Prospects for climate legislation in the Senate remain uncertain. The Senate Environment & Public Works Committee has yet to announce a timetable for hearings on a climate bill, while the Senate Energy & Natural Resources Committee is proceeding in piecemeal fashion to craft a separate energy bill in the Senate. According to Alliance sources, the most likely timetable for Senate consideration of energy and climate legislation is in September or October.
What are the stakes involved here for those of us working on behalf of greater energy efficiency and investment in new clean energy technology? There are many important complementary policies in the bill to overcome existing barriers to investment in energy efficiency. Perhaps the most significant is an aggressive policy and timetable for improving building energy codes. The bill establishes aggressive model energy codes and provides financial incentives to states to adopt them. It allows independent code-setting organizations, along with state and local governments, a chance to develop and adopt the codes, but it quickly provides a federal backstop if they do not. This represents a major step forward.
The Alliance estimates that funding for energy efficiency in the bill would total more than $100 billion over the 2012-2050 period, an average of about $3 billion per year over and above regular appropriations. While the spending levels would be a significant increase over historical levels of federal funding for energy efficiency, the Alliance to Save Energy believes this excellent legislation could be improved even more with a more robust energy efficiency allocation.

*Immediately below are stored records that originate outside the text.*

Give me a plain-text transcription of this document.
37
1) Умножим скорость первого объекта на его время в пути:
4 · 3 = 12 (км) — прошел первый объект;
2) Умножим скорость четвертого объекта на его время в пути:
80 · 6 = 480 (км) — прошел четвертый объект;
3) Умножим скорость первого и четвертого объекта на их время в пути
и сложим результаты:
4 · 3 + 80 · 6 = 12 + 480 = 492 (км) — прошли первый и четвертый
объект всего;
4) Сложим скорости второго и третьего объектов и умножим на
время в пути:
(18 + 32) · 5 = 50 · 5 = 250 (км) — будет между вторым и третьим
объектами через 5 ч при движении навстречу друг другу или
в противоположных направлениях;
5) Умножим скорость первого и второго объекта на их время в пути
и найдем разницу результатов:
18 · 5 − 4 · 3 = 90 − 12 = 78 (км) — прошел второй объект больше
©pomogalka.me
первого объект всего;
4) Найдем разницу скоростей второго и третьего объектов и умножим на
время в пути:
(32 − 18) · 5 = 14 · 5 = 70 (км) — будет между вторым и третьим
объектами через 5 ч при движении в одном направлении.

Lastly and most importantly, by establishing a price on carbon dioxide and other greenhouse gas emissions, the cap and trade system in Waxman-Markey will send a powerful signal though the nation’s economy, thus spurring energy savings in areas not easily reached through traditional energy policies. Examples of the kind of energy efficiency investments that will be catalyzed by Waxman-Markey are improvements in the energy efficiency of existing homes and reductions in vehicle miles travelled. The Alliance strongly supports creating such a price signal through cap and trade, applied to as much of the economy as possible.
While not a perfect bill, Waxman-Markey is major step forward and deserves our wholehearted support as it navigates the many hurdles in Congress that it must surmount before being enacted into law.